Pevensey Castle, East Sussex
~ History ~
290 - A Roman fort names Anderida is built on the shoreline, commanding the Bay of Pevensey. Further fortifications are erected at Portchester, Burgh Castle, Richborough and Lympne in the fight against piracy in the Channel.
491 - Following the Roman's departure several decades earlier, Pevensey is besieged and its Briton population slaughtered by a Saxon raiding force. After this slaughter Pevensey disappears from the historical record for 600 years.
1066 - On 28th Sepetember, William, Duke of Normandy, sails his fleet into Pevensey Bay. Upon landing, he erects a temporary fortification within the Roman fort, although the walls to the south being lost to subsidence.
1067 - After the Conquest, William leaves England to make a triumphal tour of Normandy. He sails from Pevensey. The castle and its lands are granted to William's half-brother, Robert Count of Mortain. Robert proceeds to replace the temporary timber defences with stone, repairing the Roman walls and strengthening the ditches.
1088 - Following William's death, squabbles between his sons, Duke Robert of Normandy and William Rufus, result in all out conflict. The Count of Mortain and his brother, Bishop Odo of Bayeux, support Duke Robert and hold the castle against the king. To ensure Robert is unable to use Pevensey as a foothold for invasion, William Rufus personally oversee's the siege of the castle. The castle's powerful defences resist every assault, but after six weeks a shortage of food, the rebels are forced to seek a truce.

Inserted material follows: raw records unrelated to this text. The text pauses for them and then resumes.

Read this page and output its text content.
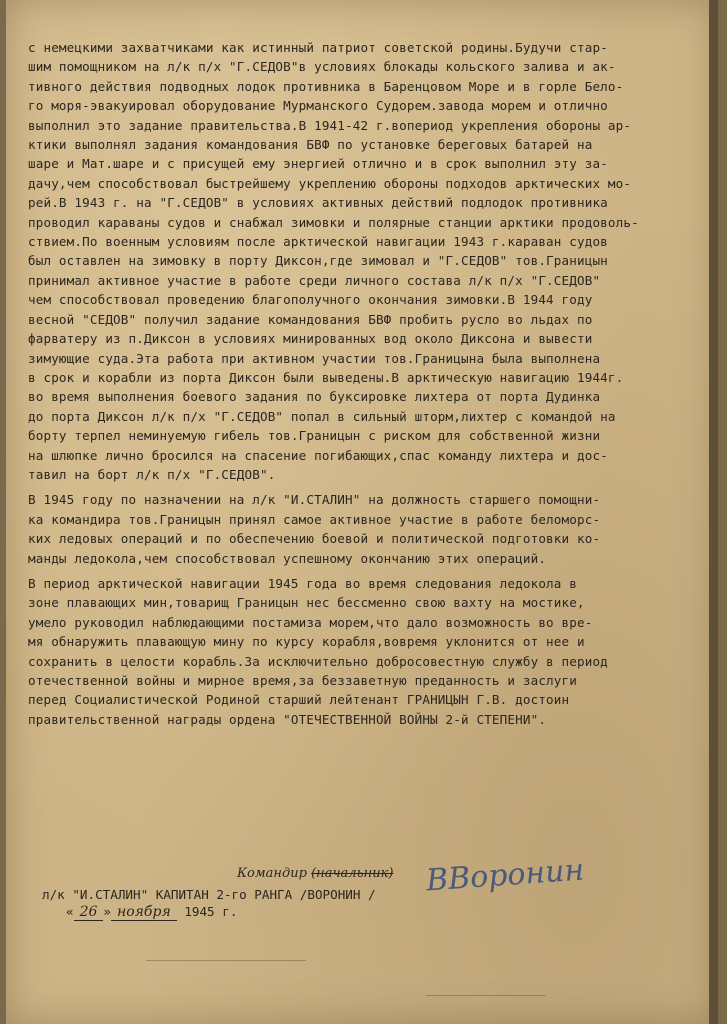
с немецкими захватчиками как истинный патриот советской родины.Будучи стар-
шим помощником на л/к п/х "Г.СЕДОВ"в условиях блокады кольского залива и ак-
тивного действия подводных лодок противника в Баренцовом Море и в горле Бело-
го моря-эвакуировал оборудование Мурманского Судорем.завода морем и отлично
выполнил это задание правительства.В 1941-42 г.вопериод укрепления обороны ар-
ктики выполнял задания командования БВФ по установке береговых батарей на
шаре и Мат.шаре и с присущей ему энергией отлично и в срок выполнил эту за-
дачу,чем способствовал быстрейшему укреплению обороны подходов арктических мо-
рей.В 1943 г. на "Г.СЕДОВ" в условиях активных действий подлодок противника
проводил караваны судов и снабжал зимовки и полярные станции арктики продоволь-
ствием.По военным условиям после арктической навигации 1943 г.караван судов
был оставлен на зимовку в порту Диксон,где зимовал и "Г.СЕДОВ" тов.Границын
принимал активное участие в работе среди личного состава л/к п/х "Г.СЕДОВ"
чем способствовал проведению благополучного окончания зимовки.В 1944 году
весной "СЕДОВ" получил задание командования БВФ пробить русло во льдах по
фарватеру из п.Диксон в условиях минированных вод около Диксона и вывести
зимующие суда.Эта работа при активном участии тов.Границына была выполнена
в срок и корабли из порта Диксон были выведены.В арктическую навигацию 1944г.
во время выполнения боевого задания по буксировке лихтера от порта Дудинка
до порта Диксон л/к п/х "Г.СЕДОВ" попал в сильный шторм,лихтер с командой на
борту терпел неминуемую гибель тов.Границын с риском для собственной жизни
на шлюпке лично бросился на спасение погибающих,спас команду лихтера и дос-
тавил на борт л/к п/х "Г.СЕДОВ".
В 1945 году по назначении на л/к "И.СТАЛИН" на должность старшего помощни-
ка командира тов.Границын принял самое активное участие в работе беломорс-
ких ледовых операций и по обеспечению боевой и политической подготовки ко-
манды ледокола,чем способствовал успешному окончанию этих операций.
В период арктической навигации 1945 года во время следования ледокола в
зоне плавающих мин,товарищ Границын нес бессменно свою вахту на мостике,
умело руководил наблюдающими постамиза морем,что дало возможность во вре-
мя обнаружить плавающую мину по курсу корабля,вовремя уклонится от нее и
сохранить в целости корабль.За исключительно добросовестную службу в период
отечественной войны и мирное время,за беззаветную преданность и заслуги
перед Социалистической Родиной старший лейтенант ГРАНИЦЫН Г.В. достоин
правительственной награды ордена "ОТЕЧЕСТВЕННОЙ ВОЙНЫ 2-й СТЕПЕНИ".
Командир (начальник)
л/к "И.СТАЛИН" КАПИТАН 2-го РАНГА /ВОРОНИН /
« 26 » ноября 1945 г.
ВВоронин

Despite this the Count retains the castle but Robert's invasion of England is thwarted, for now.
1101 - Duke Robert again threatens to invade England and so King Henry I spends the summer at Pevensey in anticipation of an attack.
This time the Count of Mortain forfeits his castle and lands in punishment of his support for Robert.
1147 - The powerful Gilbert de Clare, Earl of Pembroke is besieged in the Castle by King Stephen. Once again only famine causes its surrender.
0's - King Richardo I makes substantial payments to the building of the Keep.
1230's - With Normandy lost to the French King and the owners of Pevensey Castle siding with Prince Louis of France, King John, being unable to garrison Pevensey Castle, orders it to be slighted so as it cannot be used by the invading French. Pevensey subsequently plays no part in Prince Louis invasion.
1246 - Peter of Savoy is granted the castle and undertakes substantial rebuilding and modification to its ruined defences.
1264 - May 15th, an army led by Simon de Montford inflicts a crushing defeat on the king's forces at the Battle of Lewes. In the aftermath of the battle the castle is ordered to surrender. This is refused and so a siege ensues. This time provisions hold out and the siege is lifted in July of the following year. De Montford is defeated at the Battle of Evesham by the Kin's forces and so the castle returns to Peter of Savoy.
1372 - King Edward III grants the castle to his son John of Gaunt, Duke of Lancaster.
1377 - John comes into conflict with King Richard II for refusing to garrison Pevensey against the threat of French invasion.
1381 - During the Peasant's revolt, a local mob, fuelled by the Duke's unpopularity, burn the castle and abuse its steward.
1399 - Following Lady Joan Pelham's successful defence of the castle against King Richard II, her rebellious husband is later granted Pevensey Castle by the victorious rebel Henry Bolinbroke, as new King to the throne, Henry IV.
Castle Road, Pevensey
Off A27 /A259
Pevensey Castle has a history stretching back over 1,700 years. Originally a Roman fort, it was refortified by the Normans after William the Conqueror landed at Pevensey in 1066 and a great medieval castle was subsequently built within the Roman walls. This fell into decay in the late Middle Ages, but its defences have twice been renewed: once to protect England from the Spanish Armada in 1588, and again during the Second World War.
Access to Pevensey Castle is a short stroll from the town and pub located just outside its walls.
This site is quite big and is really worthwhile exploring in two parts.
The outside walls are Roman and are well worth exploring and having a wander round the outer-ward first.
The Norman castle itself, like Portchester Castle further along the south coast, was built inside an existing Roman fort, and although this one is on a smaller scale, there is enough of the castle to explore, including a walk along the battlements to get a good view of the castle and its lovely views.